While general medical history began thousands of years ago, many think that plastic surgery is a fairly new medical procedure. In reality, the process of treating the aesthetics and functions of the human face has been around for centuries. Since the beginning, humans are actively involved in achieving self-improvement. That is why it should not be a surprise that this form of procedure is probably one of the oldest medical treatments.
If you’re wondering how plastic surgery began, here we will discuss the important milestones of plastic surgery throughout the years.
The early beginnings of reconstructive surgery
During 800 B.C., early physicians from ancient India relied on skin grafts in performing reconstructive surgery. In fact, plastic surgery is widely practiced in eastern medicine, with plenty of recorded incidents in history related to reconstructive surgeries and skin grafts. Meanwhile, western countries such as Europe were slow to catch up regarding advances in plastic surgery.
Over the next thousand years, medical advances in plastic surgery were very slow as western medicine subsequently adapted and refined India’s techniques for newer surgical applications. Progress finally came in when physicians from the Greco-Roman era found ancient texts about new surgical methods. They soon disseminated these texts throughout the Roman civilization.
One of these texts is De Medicine wrote by a practicing physician named Aulus Cornelius Celsus. The text laid out his newly discovered surgical methods related to ear, nose, and lip reconstruction. Later on, Oribasius from the Byzantine period compiled a medical encyclopedia called Synagogue Medicae, a 70-volume text containing passages about reconstructive procedures to fix facial defects.
Developments in reconstructive surgery
Although reconstructive surgery became widespread during the Middle Ages, the dawn of Christianity halted its further developments. The main reason is that religion and mysticism took over science. In fact, Pope Innocent III affirmed that any form of surgery in the human body is against the church law. As a result, the quest for scientific knowledge came to a standstill, replacing it with spiritual and personal concerns.
Another reason for the slow progression in medical development is the compromised safety of many surgical patients because of poor cleanliness and hygiene standards. But despite these hurdles, physicians were able to make discoveries, such as the surgical procedure of fixing a cleft lip.
By the early Renaissance, advances in surgery and medicine finally picked up their pace, resulting in safer and effective surgical techniques. In the 15th century, Serafeddin Sabuncuoglu produced an Islamic text titled Imperial Surgery, including 191 topics and materials about surgery, such as discussions about eyelid and maxillofacial surgery. One of its notable topics is the treatment protocol for gynecomastia, which many believed is the foundation of modern surgical practices on breast reduction.

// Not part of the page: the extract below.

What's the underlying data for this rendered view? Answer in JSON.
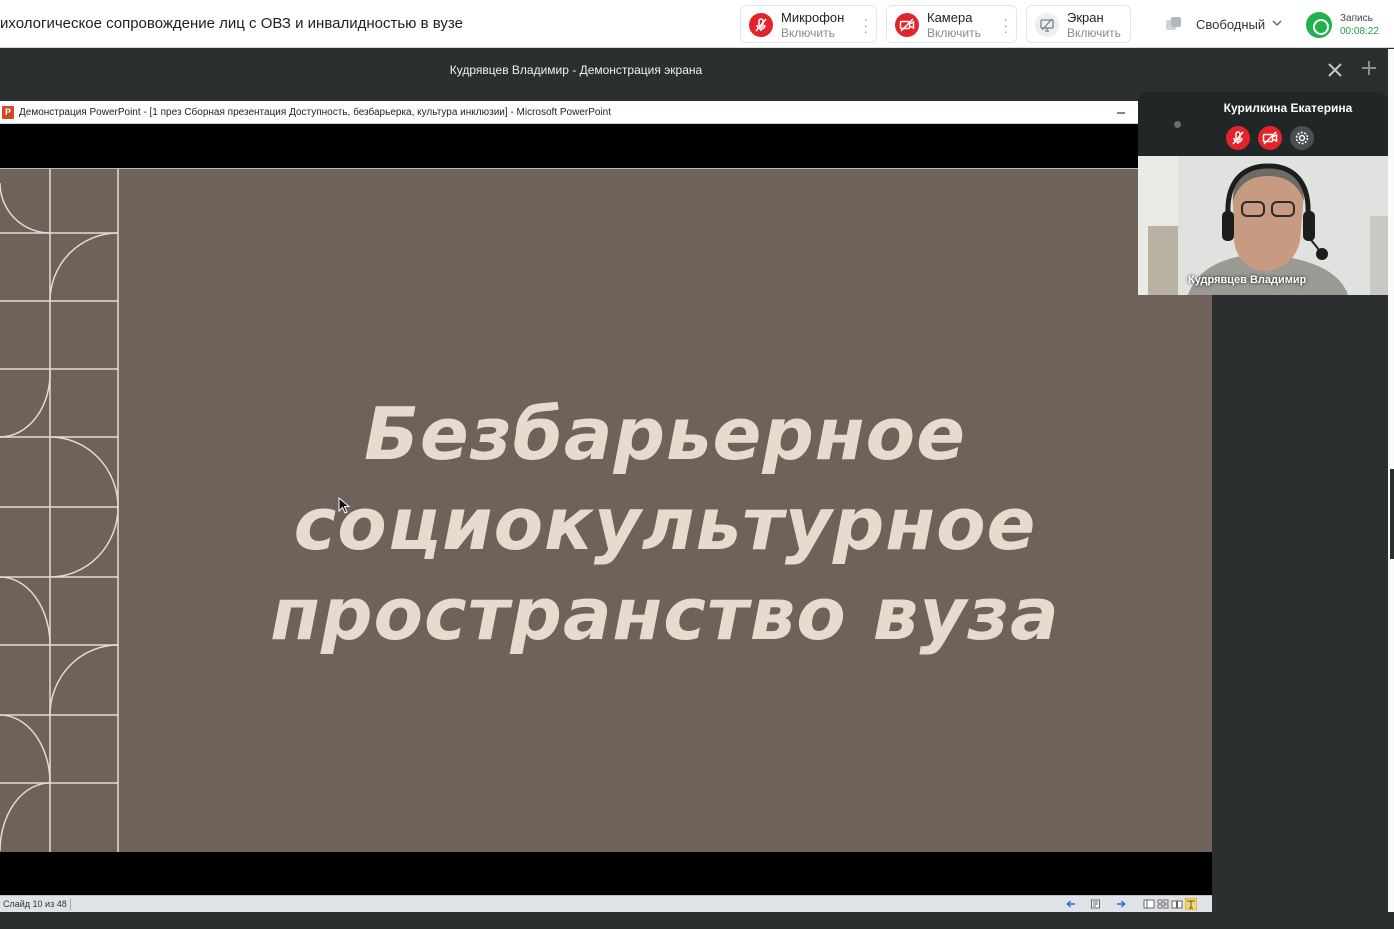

The succeeding innovations in facial surgery arrived in the early 20th century when soldiers turned to plastic surgery to reconstruct the head and facial injuries caused by the war. These medical procedures led to more advances in plastic surgery.
Modern plastic surgery
Modern practices in plastic surgery began in the 1960s, marking the era as one of the significant moments in the medical world. One of them is the discovery of silicone, which soon became a staple substance for surgical procedures until today. By the 1980s, surgeons and advocates push their efforts to improve the perception and raise awareness towards plastic surgery as a surgical specialty. Along with the booming U.S. economy, plastic surgery became more accessible to its citizens.

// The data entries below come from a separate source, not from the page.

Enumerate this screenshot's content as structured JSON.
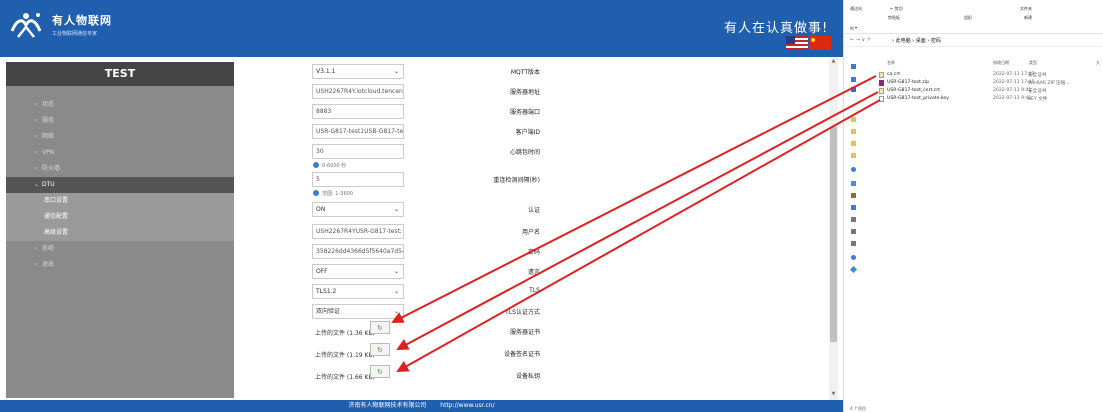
{
  "header": {
    "brand": "有人物联网",
    "brand_sub": "工业物联网通信专家",
    "slogan": "有人在认真做事!"
  },
  "sidebar": {
    "device": "TEST",
    "items": [
      {
        "label": "状态"
      },
      {
        "label": "服务"
      },
      {
        "label": "网络"
      },
      {
        "label": "VPN"
      },
      {
        "label": "防火墙"
      },
      {
        "label": "DTU",
        "expanded": true
      }
    ],
    "sub_items": [
      {
        "label": "串口设置"
      },
      {
        "label": "通信配置"
      },
      {
        "label": "高级设置"
      }
    ],
    "items_after": [
      {
        "label": "系统"
      },
      {
        "label": "退出"
      }
    ]
  },
  "form": {
    "mqtt_version": {
      "label": "MQTT版本",
      "value": "V3.1.1"
    },
    "server_address": {
      "label": "服务器地址",
      "value": "USH2267R4Y.iotcloud.tencent"
    },
    "server_port": {
      "label": "服务器端口",
      "value": "8883"
    },
    "client_id": {
      "label": "客户端ID",
      "value": "USR-G817-test1USB-G817-te"
    },
    "heartbeat": {
      "label": "心跳包时间",
      "value": "30",
      "hint": "0-6000 秒"
    },
    "reconnect": {
      "label": "重连检测间隔(秒)",
      "value": "5",
      "hint": "范围: 1-3600"
    },
    "auth": {
      "label": "认证",
      "value": "ON"
    },
    "username": {
      "label": "用户名",
      "value": "USH2267R4YUSR-G817-test;"
    },
    "password": {
      "label": "密码",
      "value": "358226dd4366d5f5640a7d54"
    },
    "will": {
      "label": "遗言",
      "value": "OFF"
    },
    "tls": {
      "label": "TLS",
      "value": "TLS1.2"
    },
    "tls_mode": {
      "label": "TLS认证方式",
      "value": "双向验证"
    },
    "server_cert": {
      "label": "服务器证书",
      "file_text": "上传的文件 (1.36 KB)"
    },
    "device_cert": {
      "label": "设备签名证书",
      "file_text": "上传的文件 (1.19 KB)"
    },
    "device_key": {
      "label": "设备私钥",
      "file_text": "上传的文件 (1.66 KB)"
    }
  },
  "footer": {
    "company": "济南有人物联网技术有限公司",
    "url": "http://www.usr.cn/"
  },
  "explorer": {
    "ribbon": {
      "cut": "剪切",
      "organize": "组织",
      "new_folder": "文件夹",
      "new": "新建",
      "clipboard": "剪贴板",
      "access": "通达向"
    },
    "breadcrumb": "› 此电脑 › 桌面 › 密码",
    "columns": {
      "name": "名称",
      "date": "修改日期",
      "type": "类型",
      "size": "大"
    },
    "files": [
      {
        "name": "ca.crt",
        "date": "2022-07-11 17:42",
        "type": "安全证书"
      },
      {
        "name": "USR-G817-test.zip",
        "date": "2022-07-11 17:41",
        "type": "WinRAR ZIP 压缩..."
      },
      {
        "name": "USR-G817-test_cert.crt",
        "date": "2022-07-11 9:41",
        "type": "安全证书"
      },
      {
        "name": "USR-G817-test_private.key",
        "date": "2022-07-11 9:41",
        "type": "KEY 文件"
      }
    ],
    "status": "4 个项目"
  },
  "colors": {
    "brand_blue": "#1f5fae",
    "arrow_red": "#e02020"
  }
}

Developments continued through the 1990s to the 21st century despite issues in healthcare reform. One of them is when insurance companies decreased the reimbursement for reconstructive surgery. This led plastic surgeons to focus on cosmetic surgery to continue their practice.
Today, modern plastic surgery trends have been receiving widespread acceptance as they slowly move towards non-invasive procedures. Amid current debates, people have become more educated about the rewards and risks of plastic surgery.
Cosmetic and functional plastic surgery procedures have continuously improved over many decades as surgeons worldwide perform millions of procedures every year. Today, patients can enjoy different treatments and are constantly discovering ways to improve their physical appearance.